PNNL

Abstract

We provide a detailed study of the hydrogen bonding arrangements, the relative stability, and an analysis of the many-body effects in the (H2O)20 (D-cage), (H2O)24 (T-cage) and (H2O)28 (H-cage) hollow cages making up the structure I (sI) and structure II (sII) clathrate hydrate structures. Based on the enumeration of the possible hydrogen bonding networks for a fixed oxygen atom scaffold, the residual entropy (S_0) of these gas phase cages was estimated at 0.75482, 0.7544 and 0.75417 ·Nk_b, where N is the number of molecules and k_b is Boltzmann’s constant for the D-, T- and H-cages, respectively. We show that previously identified descriptors of enhanced stability of the (H2O)20 cage based on the relative arrangement and connectivity of nearest-neighbor fragments on the polyhedral water cluster, as described by the Strong-Weak-Effective-Bond model, are also contributing to the relative stability of networks for the larger (H2O)24 and (H2O)28 hollow cages.
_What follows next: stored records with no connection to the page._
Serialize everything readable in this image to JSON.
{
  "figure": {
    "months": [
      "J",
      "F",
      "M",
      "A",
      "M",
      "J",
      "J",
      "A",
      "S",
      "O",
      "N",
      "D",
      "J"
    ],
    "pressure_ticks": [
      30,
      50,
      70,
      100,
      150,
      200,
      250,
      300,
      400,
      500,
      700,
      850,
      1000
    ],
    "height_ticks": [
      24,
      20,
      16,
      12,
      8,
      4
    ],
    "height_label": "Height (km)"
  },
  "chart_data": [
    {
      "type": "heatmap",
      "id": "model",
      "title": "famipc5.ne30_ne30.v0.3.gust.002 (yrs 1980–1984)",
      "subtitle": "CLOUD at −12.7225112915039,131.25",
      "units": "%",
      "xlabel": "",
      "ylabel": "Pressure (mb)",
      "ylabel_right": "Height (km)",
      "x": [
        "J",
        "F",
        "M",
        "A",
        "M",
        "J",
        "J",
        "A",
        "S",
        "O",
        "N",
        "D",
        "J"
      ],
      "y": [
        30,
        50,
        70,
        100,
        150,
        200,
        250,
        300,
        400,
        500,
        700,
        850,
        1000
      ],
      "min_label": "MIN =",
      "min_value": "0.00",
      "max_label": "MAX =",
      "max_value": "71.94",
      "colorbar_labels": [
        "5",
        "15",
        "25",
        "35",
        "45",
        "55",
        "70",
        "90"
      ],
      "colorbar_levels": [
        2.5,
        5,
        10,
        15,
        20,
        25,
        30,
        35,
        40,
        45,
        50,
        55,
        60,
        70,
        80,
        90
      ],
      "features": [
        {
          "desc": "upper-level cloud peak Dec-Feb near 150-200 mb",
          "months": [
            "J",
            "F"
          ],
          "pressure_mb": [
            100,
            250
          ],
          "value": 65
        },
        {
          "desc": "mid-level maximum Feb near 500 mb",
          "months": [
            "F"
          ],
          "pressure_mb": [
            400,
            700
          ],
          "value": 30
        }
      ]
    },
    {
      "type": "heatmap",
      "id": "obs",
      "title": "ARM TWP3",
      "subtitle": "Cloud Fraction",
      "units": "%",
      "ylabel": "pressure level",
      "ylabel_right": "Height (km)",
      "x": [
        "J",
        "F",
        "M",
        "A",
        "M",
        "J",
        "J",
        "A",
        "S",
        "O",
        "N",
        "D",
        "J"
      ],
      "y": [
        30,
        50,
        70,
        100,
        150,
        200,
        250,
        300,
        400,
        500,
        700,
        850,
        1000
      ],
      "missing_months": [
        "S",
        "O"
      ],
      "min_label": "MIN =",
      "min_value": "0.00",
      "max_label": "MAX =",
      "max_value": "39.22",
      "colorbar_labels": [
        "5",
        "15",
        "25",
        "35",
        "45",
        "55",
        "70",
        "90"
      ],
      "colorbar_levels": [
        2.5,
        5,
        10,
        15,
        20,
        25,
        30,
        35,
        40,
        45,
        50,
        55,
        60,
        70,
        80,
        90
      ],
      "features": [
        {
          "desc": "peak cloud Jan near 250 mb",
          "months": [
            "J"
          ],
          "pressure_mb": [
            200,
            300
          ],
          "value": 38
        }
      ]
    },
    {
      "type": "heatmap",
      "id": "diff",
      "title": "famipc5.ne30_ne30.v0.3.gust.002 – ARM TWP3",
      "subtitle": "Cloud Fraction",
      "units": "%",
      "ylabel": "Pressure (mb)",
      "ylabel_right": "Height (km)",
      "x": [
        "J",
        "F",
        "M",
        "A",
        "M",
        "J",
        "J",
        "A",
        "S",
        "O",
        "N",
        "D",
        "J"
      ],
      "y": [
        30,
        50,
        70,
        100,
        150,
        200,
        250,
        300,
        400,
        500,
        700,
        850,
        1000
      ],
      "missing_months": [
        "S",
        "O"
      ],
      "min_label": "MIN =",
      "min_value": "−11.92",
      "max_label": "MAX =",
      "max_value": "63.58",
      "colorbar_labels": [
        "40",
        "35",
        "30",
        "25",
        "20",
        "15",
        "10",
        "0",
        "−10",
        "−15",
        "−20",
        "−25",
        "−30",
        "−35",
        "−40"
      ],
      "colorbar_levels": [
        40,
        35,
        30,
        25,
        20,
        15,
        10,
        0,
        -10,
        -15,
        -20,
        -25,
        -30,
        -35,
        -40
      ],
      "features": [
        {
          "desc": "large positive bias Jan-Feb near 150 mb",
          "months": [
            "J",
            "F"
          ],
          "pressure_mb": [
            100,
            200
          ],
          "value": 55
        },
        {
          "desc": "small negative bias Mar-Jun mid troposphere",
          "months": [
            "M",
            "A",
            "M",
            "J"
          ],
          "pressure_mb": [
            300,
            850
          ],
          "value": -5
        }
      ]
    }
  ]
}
The three cages considered in this study contain a maximum of 7, 9 and 11 such preferable arrangements of nearest neighbor dimers (t1d dimers). We report the optimization of all 30,026 hydrogen bond arrangements of (H2O)20, all structures containing 7 to 9 (t1d) dimers for (H2O)24 and all structures containing 9 to 11 (t1d) dimers in (H2O)28. We have found that many possible hydrogen-bond arrangements do not correspond to local minima and collapse to lower-energy structures upon optimization, usually by bridging one of the pentagonal rings in the cage structure. To better understand the subtle hydrogen-bonding interactions in these cages, we report the Many-Body Expansion (MBE) up to the 4-body term for the optimized structures of the three cages. The MBE analysis suggests that the many-body terms vary nearly linearly with the cluster binding energy and that the 2- and 3-body energies have nearly the same slope with respect to the total energy. By using a hierarchical approach of screening the relative stability of networks starting from optimizations with the TIP4P, TTM2.1-F and MB-pol classical potentials, subsequently refining at more accurate levels of electronic structure theory (DFT and MP2) and finally correcting for zero-point energy, we were able to identify a group of 4 low-lying isomers of the (H2O)24 T-cage, two of which are antisymmetric and the other two form a pair of antipode configurations.